In Youth Court, other teenagers are your judges and lawyers.  This means that your peers will determine the consequences of your actions.  Youth judges can order you to do a certain number of hours of community service, pay restitution, attend education classes, or write essays or apologies to the victim, your parents, or other youth.

How can I go to Youth Court instead of regular court?

You must agree to go to Youth Court.  You can only participate in Youth Court if you admit to committing the offense that you are charged with.  The judges do not decide whether or not you committed the offense, but only what the consequences will be.  Youth Court only handles offenses that would be misdemeanors if committed by adults.  These typically include petty theft or shoplifting, minor assaults, and marijuana, alcohol, or tobacco offenses.  You can only have one offense submitted to Youth Court.

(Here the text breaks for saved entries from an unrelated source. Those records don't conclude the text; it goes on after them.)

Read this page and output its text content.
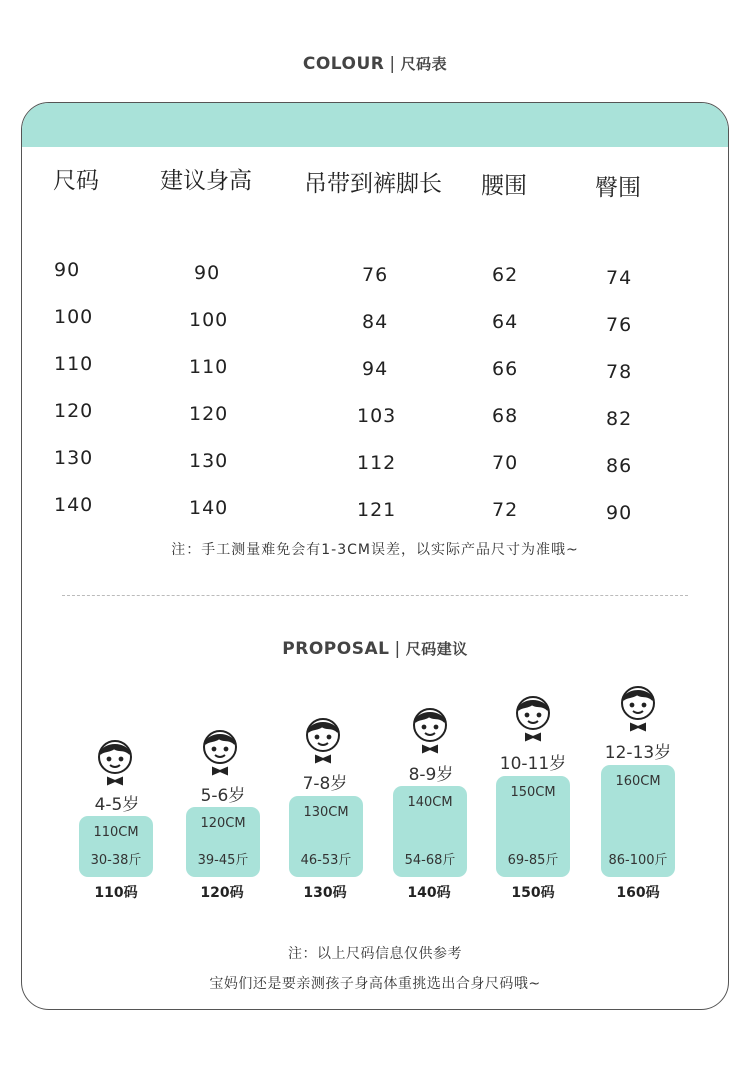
COLOUR | 尺码表
尺码	建议身高 吊带到裤脚长 腰围	臀围
90	90	76	62	74
100	100	84	64	76
110	110	94	66	78
120	120	103	68	82
130	130	112	70	86
140	140	121	72	90
注：手工测量难免会有1-3CM误差，以实际产品尺寸为准哦~
PROPOSAL | 尺码建议
4-5岁
110CM
30-38斤
110码
5-6岁
120CM
39-45斤
120码
7-8岁
130CM
46-53斤
130码
8-9岁
140CM
54-68斤
140码
10-11岁
150CM
69-85斤
150码
12-13岁
160CM
86-100斤
160码
注：以上尺码信息仅供参考
宝妈们还是要亲测孩子身高体重挑选出合身尺码哦~
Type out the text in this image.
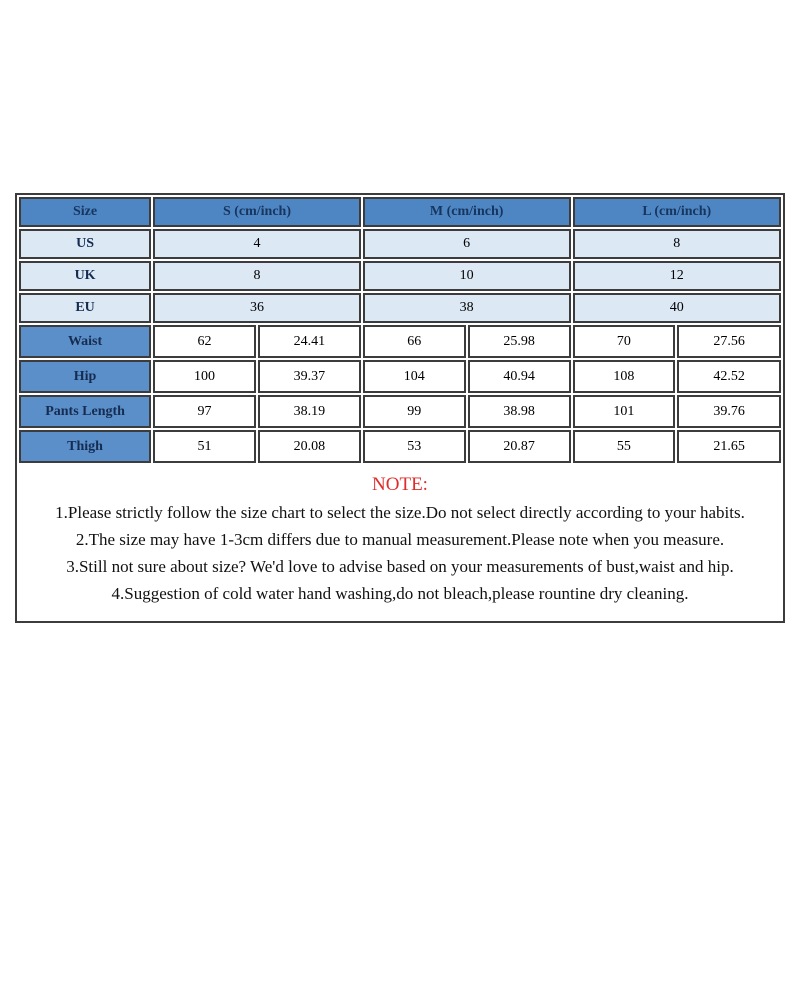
Size	S (cm/inch)		M (cm/inch)		L (cm/inch)	
US	4		6		8	
UK	8		10		12	
EU	36		38		40	
Waist	62	24.41	66	25.98	70	27.56
Hip	100	39.37	104	40.94	108	42.52
Pants Length	97	38.19	99	38.98	101	39.76
Thigh	51	20.08	53	20.87	55	21.65
NOTE:
1.Please strictly follow the size chart to select the size.Do not select directly according to your habits.
2.The size may have 1-3cm differs due to manual measurement.Please note when you measure.
3.Still not sure about size? We'd love to advise based on your measurements of bust,waist and hip.
4.Suggestion of cold water hand washing,do not bleach,please rountine dry cleaning.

If you are eligible for Youth Court and decide to do it, you will be assigned a youth lawyer who will help you present a case for why the youth judges should be lenient with you.  Another youth lawyer will argue why the consequences for you should be more severe.  Instead you and your lawyer could agree to a deal with the other lawyer, although the judges must still approve the deal.  Your parents have the right to attend Youth Court.  An adult lawyer will also be present, but only to make sure your rights are protected.  In most cases, the adults will not say or do anything during the proceeding.  Youth Court is confidential and no one may attend except for you, the youth judges and lawyers, your parents or guardians, and one adult lawyer.

In Youth Court, the punishment is often a requirement to perform a number of hours of community work service.  To determine the number of community work service hours you must do, the judges will start at a benchmark, depending upon the seriousness of your offense.  They will then subtract hours for certain mitigators (circumstances that partly excuse the crime and reduce the sentence) and add hours for certain aggravators (circumstances that make the crime worse and the punishment greater). 

Typical mitigators include: 

  • you are under fifteen years old,
  • you have no history of trouble with the authorities,
  • you admitted to the crime when confronted by authorities,
  • the crime was principally committed by another person. 

Typical aggravators include: 

  • you are over fifteen years old,
  • you have a prior criminal record,
  • you were older than and influenced another person who was with you at the time you committed the crime.

Another sentence often imposed in Youth Court is a requirement to attend a class on the negative effects of the offense you committed, or on decision-making skills.  Your sentence is also likely to include an essay discussing what you learned through the process of being arrested and participating in Youth Court.